You’re not witnessing miracles and that sort of thing?

Bass: No. No, no, no. We don’t witness miracles. We make one prayer at the Sub One saying, “I really like this girl, please make this happen,” and then we leave it up to the angels to make it happen.

So, you guys are more of a grounding element for the higher concept?

Bass: Yes. Yeah. That’s a perfect way of putting it. We’re extremely grounded. Every time I try and do something a little high volume, every single one of my directors on this show has said, “Jon, just bring it down.” It’s great. It’s been so much fun. It’s been so much fun just being the crux to these angels who want nothing more than us to kiss to save the world.

Just to clarify, have you met prior to the angels trying to coordinate it? Or you already had met and are trying to feel each other out and they try to help with it along the way?

Bass: Yeah, yeah. The first shot of episode one is us at a party and we are talking to each other and then we say goodnight and we both make a prayer to a higher being saying, “I really like this person. Please make this happen.”

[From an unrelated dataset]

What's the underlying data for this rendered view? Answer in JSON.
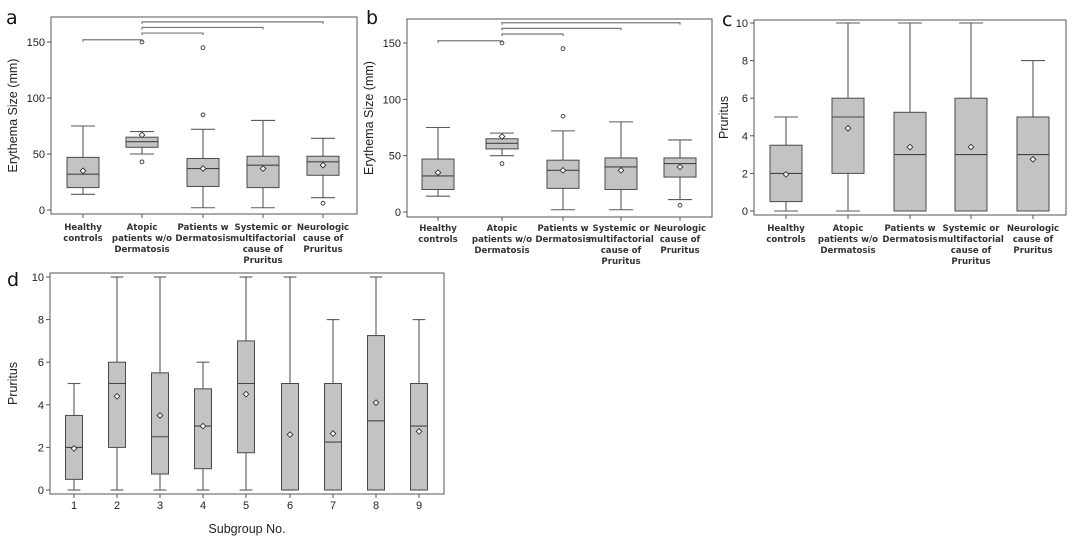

From then on, it’s up to Heaven to decide if we’re going to be together. I don’t know how much the angels told you about miracles, but getting two people to kiss is an extremely hard miracle. Miracles are extremely difficult. A big day for getting a miracle to be done is someone finding their keys. So, to get two people to kiss is like next level.

jon-bass-interview-miracle-workersSo, this is a mutual prayer that the angels are trying to fulfill? Right? It’s from both sides, it’s not just Sam?

Bass: Thankfully, yes. Thankfully, it’s a mutual prayer and we’re just hoping that it happens and then they facilitate us running into each other a couple times.

Do you guys ever get into the idea of like free will versus destiny?

Bass: We talk a little bit about if we ever feel like we have control over our lives, but it doesn’t really affect us in a way of like getting into a huge speech about it. You know? It’s more just like, do we ever feel like we have control our lives?

I think that the takeaway for, I won’t speak for Sasha, but I think the takeaway for Sam, for my character, is that … and I think that the takeaway of the whole series for the Earthlings, for the Earthbound part of it, is that no matter what people try to interfere, love will find a way in a very saccharine, sweet version. This show is not saccharine. It has moments of saccharine and sweetness. It is not a saccharine and sweet show.

What was the meet-cute like?

Bass: Oh, extremely awkward. Yeah, it’s an extremely awkward meet-cute where we talk about badminton for a couple minutes and we talk about a bathroom line. Sam, much like me in real life, is not very good at reading signs. It’s very much an awkward … pretty much every single one of our interactions is awkward, which is just driving the angels more and more insane.

You guys are the more down-to-Earth side of the show, but is it like a complete dichotomy or do you guys get any kind of more fanciful moments?

Bass: I don’t want to ruin the fanciful moments because they’re so great, but, yeah, we get some really … I mean, the ultimate episode, some crazy stuff happens and we get to have this sort of amazing, wonderful moment together. Yet, even though it’s very grounded and it’s pretty much just a day in the life, or about two weeks in the life of these two people, we are being interfered by a higher power and they definitely make some things happen that make it a little odd for us.